FACT: Practices may continue to create super bills that contain the most common Diagnosis Codes used in their practice. ICD-10-CM-based super bills will not necessarily be longer or more complex than ICD-9-CM-based super bills. Neither currently-used super bills nor ICD-10-CM-based super bills provide all possible code options for many conditions.
The super bill conversion process includes:
- Conducting a review that includes removing rarely used codes; and
- Crosswalking common codes from ICD-9-CM to ICD-10-CM, which can be accomplished by looking up codes in the ICD-10-CM code book or using the general equivalence mappings (GEMs).
MYTH: The GEMs were developed to provide help in coding medical records.
FACT: The GEMs were not developed to provide help in coding medical records. Code books are used for this purpose. Mapping is not the same as coding because:
- Mapping links concepts in two code sets without consideration of patient medical record information; and
- Coding involves the assignment of the most appropriate code based on medical record documentation and applicable coding rules/guidelines.
The GEMs can be used to convert the following databases from ICD-9-CM to ICD-10-CM/PCS:
- Payment systems;
- Payment and coverage edits;
- Risk adjustment logic;
- Quality measures; and
- A variety of research applications involving trend data.

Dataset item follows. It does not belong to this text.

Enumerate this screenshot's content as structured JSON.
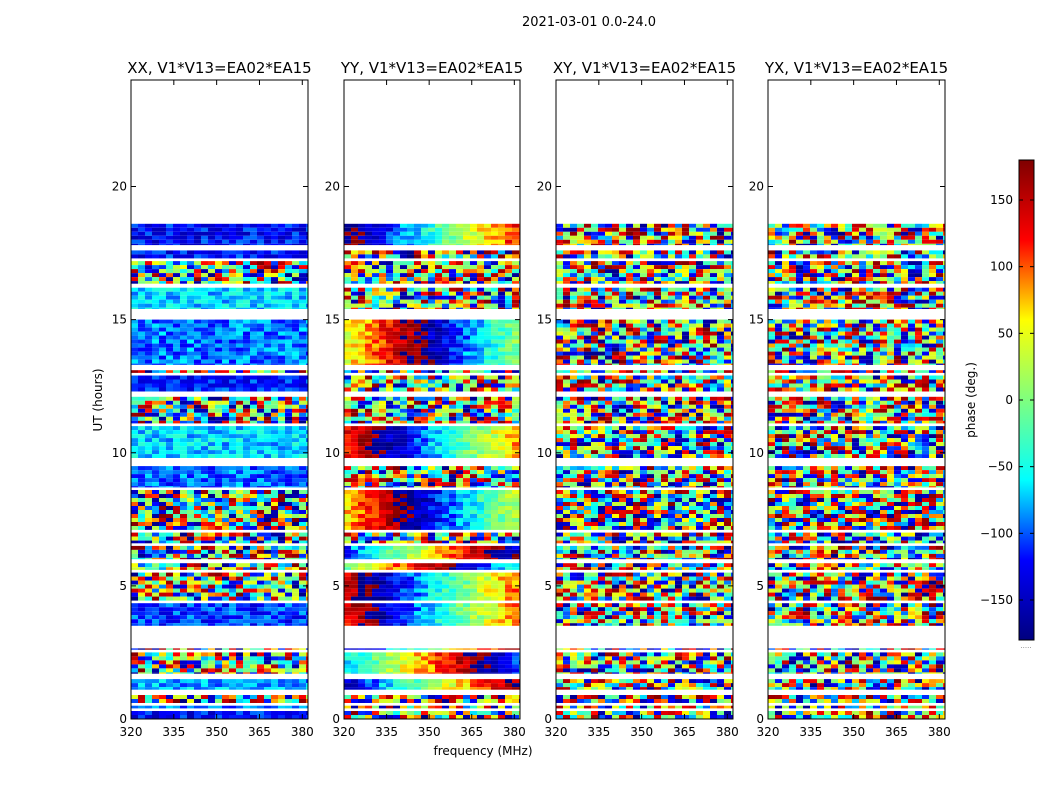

MYTH: Each payer will be required to develop their own mappings between ICD-9-CM and ICD-10-CM/PCS as the GEMs developed by CMS and the Centers for Disease Control and Prevention (CDC) are for Medicare use only.

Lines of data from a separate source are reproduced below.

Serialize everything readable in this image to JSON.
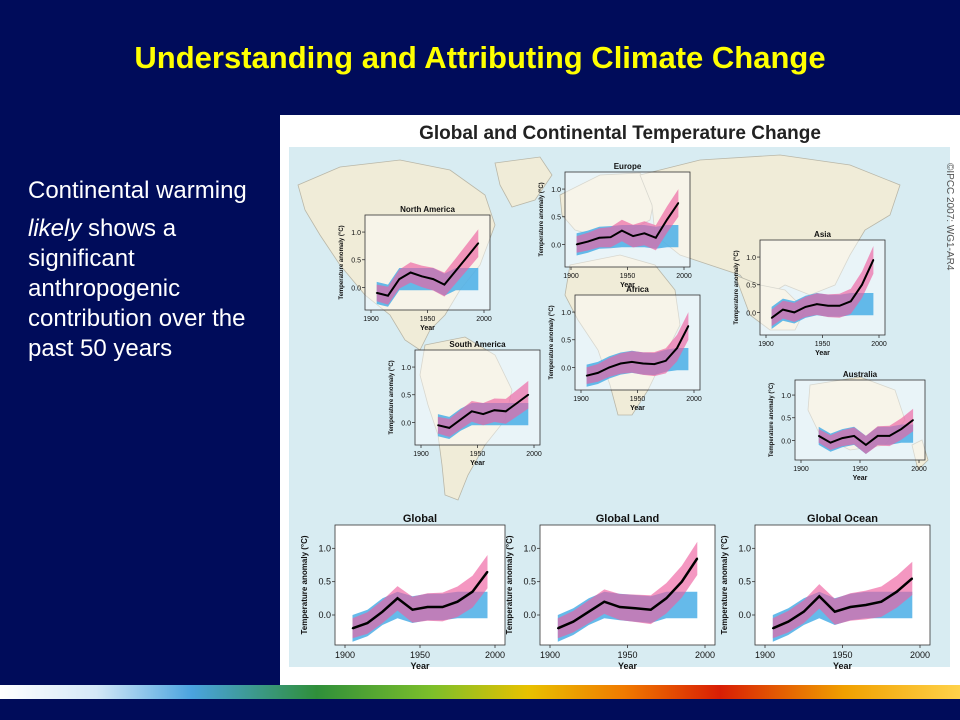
{
  "slide": {
    "title": "Understanding and Attributing Climate Change",
    "bullet_1": "Continental warming",
    "bullet_2_em": "likely",
    "bullet_2_rest": " shows a significant anthropogenic contribution over the past 50 years"
  },
  "figure": {
    "title": "Global and Continental Temperature Change",
    "credit": "©IPCC 2007: WG1-AR4"
  },
  "colors": {
    "background": "#000c5a",
    "title": "#ffff00",
    "ocean": "#d8ecf2",
    "land": "#f0ecd8",
    "model_natural": "#4aaee6",
    "model_all": "#ee5fa0",
    "observed": "#000000"
  },
  "chart_data": [
    {
      "type": "area",
      "title": "North America",
      "xlabel": "Year",
      "ylabel": "Temperature anomaly (°C)",
      "xlim": [
        1900,
        2000
      ],
      "ylim": [
        -0.3,
        1.2
      ],
      "xticks": [
        1900,
        1950,
        2000
      ],
      "yticks": [
        0.0,
        0.5,
        1.0
      ],
      "series": [
        {
          "name": "observed",
          "x": [
            1905,
            1915,
            1925,
            1935,
            1945,
            1955,
            1965,
            1975,
            1985,
            1995
          ],
          "values": [
            -0.1,
            -0.15,
            0.15,
            0.27,
            0.2,
            0.15,
            0.05,
            0.3,
            0.55,
            0.8
          ]
        }
      ]
    },
    {
      "type": "area",
      "title": "Europe",
      "xlabel": "Year",
      "ylabel": "Temperature anomaly (°C)",
      "xlim": [
        1900,
        2000
      ],
      "ylim": [
        -0.3,
        1.2
      ],
      "xticks": [
        1900,
        1950,
        2000
      ],
      "yticks": [
        0.0,
        0.5,
        1.0
      ],
      "series": [
        {
          "name": "observed",
          "x": [
            1905,
            1915,
            1925,
            1935,
            1945,
            1955,
            1965,
            1975,
            1985,
            1995
          ],
          "values": [
            0.0,
            0.05,
            0.12,
            0.13,
            0.25,
            0.15,
            0.2,
            0.12,
            0.45,
            0.75
          ]
        }
      ]
    },
    {
      "type": "area",
      "title": "Asia",
      "xlabel": "Year",
      "ylabel": "Temperature anomaly (°C)",
      "xlim": [
        1900,
        2000
      ],
      "ylim": [
        -0.3,
        1.2
      ],
      "xticks": [
        1900,
        1950,
        2000
      ],
      "yticks": [
        0.0,
        0.5,
        1.0
      ],
      "series": [
        {
          "name": "observed",
          "x": [
            1905,
            1915,
            1925,
            1935,
            1945,
            1955,
            1965,
            1975,
            1985,
            1995
          ],
          "values": [
            -0.1,
            0.05,
            0.0,
            0.1,
            0.15,
            0.12,
            0.12,
            0.2,
            0.5,
            0.95
          ]
        }
      ]
    },
    {
      "type": "area",
      "title": "Africa",
      "xlabel": "Year",
      "ylabel": "Temperature anomaly (°C)",
      "xlim": [
        1900,
        2000
      ],
      "ylim": [
        -0.3,
        1.2
      ],
      "xticks": [
        1900,
        1950,
        2000
      ],
      "yticks": [
        0.0,
        0.5,
        1.0
      ],
      "series": [
        {
          "name": "observed",
          "x": [
            1905,
            1915,
            1925,
            1935,
            1945,
            1955,
            1965,
            1975,
            1985,
            1995
          ],
          "values": [
            -0.15,
            -0.1,
            0.0,
            0.07,
            0.1,
            0.07,
            0.06,
            0.12,
            0.35,
            0.75
          ]
        }
      ]
    },
    {
      "type": "area",
      "title": "South America",
      "xlabel": "Year",
      "ylabel": "Temperature anomaly (°C)",
      "xlim": [
        1900,
        2000
      ],
      "ylim": [
        -0.3,
        1.2
      ],
      "xticks": [
        1900,
        1950,
        2000
      ],
      "yticks": [
        0.0,
        0.5,
        1.0
      ],
      "series": [
        {
          "name": "observed",
          "x": [
            1915,
            1925,
            1935,
            1945,
            1955,
            1965,
            1975,
            1985,
            1995
          ],
          "values": [
            -0.05,
            -0.1,
            0.05,
            0.2,
            0.15,
            0.22,
            0.2,
            0.35,
            0.5
          ]
        }
      ]
    },
    {
      "type": "area",
      "title": "Australia",
      "xlabel": "Year",
      "ylabel": "Temperature anomaly (°C)",
      "xlim": [
        1900,
        2000
      ],
      "ylim": [
        -0.3,
        1.2
      ],
      "xticks": [
        1900,
        1950,
        2000
      ],
      "yticks": [
        0.0,
        0.5,
        1.0
      ],
      "series": [
        {
          "name": "observed",
          "x": [
            1915,
            1925,
            1935,
            1945,
            1955,
            1965,
            1975,
            1985,
            1995
          ],
          "values": [
            0.1,
            -0.05,
            0.05,
            0.1,
            -0.1,
            0.1,
            0.1,
            0.25,
            0.45
          ]
        }
      ]
    },
    {
      "type": "area",
      "title": "Global",
      "xlabel": "Year",
      "ylabel": "Temperature anomaly (°C)",
      "xlim": [
        1900,
        2000
      ],
      "ylim": [
        -0.3,
        1.2
      ],
      "xticks": [
        1900,
        1950,
        2000
      ],
      "yticks": [
        0.0,
        0.5,
        1.0
      ],
      "series": [
        {
          "name": "observed",
          "x": [
            1905,
            1915,
            1925,
            1935,
            1945,
            1955,
            1965,
            1975,
            1985,
            1995
          ],
          "values": [
            -0.2,
            -0.12,
            0.05,
            0.25,
            0.08,
            0.12,
            0.12,
            0.2,
            0.35,
            0.65
          ]
        }
      ]
    },
    {
      "type": "area",
      "title": "Global Land",
      "xlabel": "Year",
      "ylabel": "Temperature anomaly (°C)",
      "xlim": [
        1900,
        2000
      ],
      "ylim": [
        -0.3,
        1.2
      ],
      "xticks": [
        1900,
        1950,
        2000
      ],
      "yticks": [
        0.0,
        0.5,
        1.0
      ],
      "series": [
        {
          "name": "observed",
          "x": [
            1905,
            1915,
            1925,
            1935,
            1945,
            1955,
            1965,
            1975,
            1985,
            1995
          ],
          "values": [
            -0.2,
            -0.1,
            0.05,
            0.2,
            0.12,
            0.1,
            0.08,
            0.25,
            0.5,
            0.85
          ]
        }
      ]
    },
    {
      "type": "area",
      "title": "Global Ocean",
      "xlabel": "Year",
      "ylabel": "Temperature anomaly (°C)",
      "xlim": [
        1900,
        2000
      ],
      "ylim": [
        -0.3,
        1.2
      ],
      "xticks": [
        1900,
        1950,
        2000
      ],
      "yticks": [
        0.0,
        0.5,
        1.0
      ],
      "series": [
        {
          "name": "observed",
          "x": [
            1905,
            1915,
            1925,
            1935,
            1945,
            1955,
            1965,
            1975,
            1985,
            1995
          ],
          "values": [
            -0.2,
            -0.1,
            0.05,
            0.28,
            0.05,
            0.12,
            0.15,
            0.2,
            0.35,
            0.55
          ]
        }
      ]
    }
  ]
}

FACT: The GEMs are a crosswalk tool that was developed by CMS and CDC for the use of all providers, payers, and data users. The mappings are free of charge and are in the public domain.
MYTH: Medically unnecessary diagnostic tests will need to be performed to assign anICD-10-CM code.
FACT: As with ICD-9-CM, ICD-10-CM codes are derived from documentation in the medical record. Therefore, if a diagnosis has not yet been established, you should code the condition to its highest degree of certainty (which may be a sign or symptom) when using both coding systems. In fact, ICD-10-CM contains many more codes for signs and symptoms than ICD-9-CM, and it is better designed for use in ambulatory encounters when definitive diagnoses are often not yet known. Nonspecific codes are still available in ICD-10-CM/PCS for use when more detailed clinical information is not known.
MYTH: Current Procedural Terminology (CPT) will be replaced by ICD-10-PCS.
FACT: ICD-10-PCS will only be used for facility reporting of hospital inpatient procedures and will not affect the use of CPT.
Note: The information published here was current at the time it was published or uploaded onto the web by CMS, which occurred in August 2014.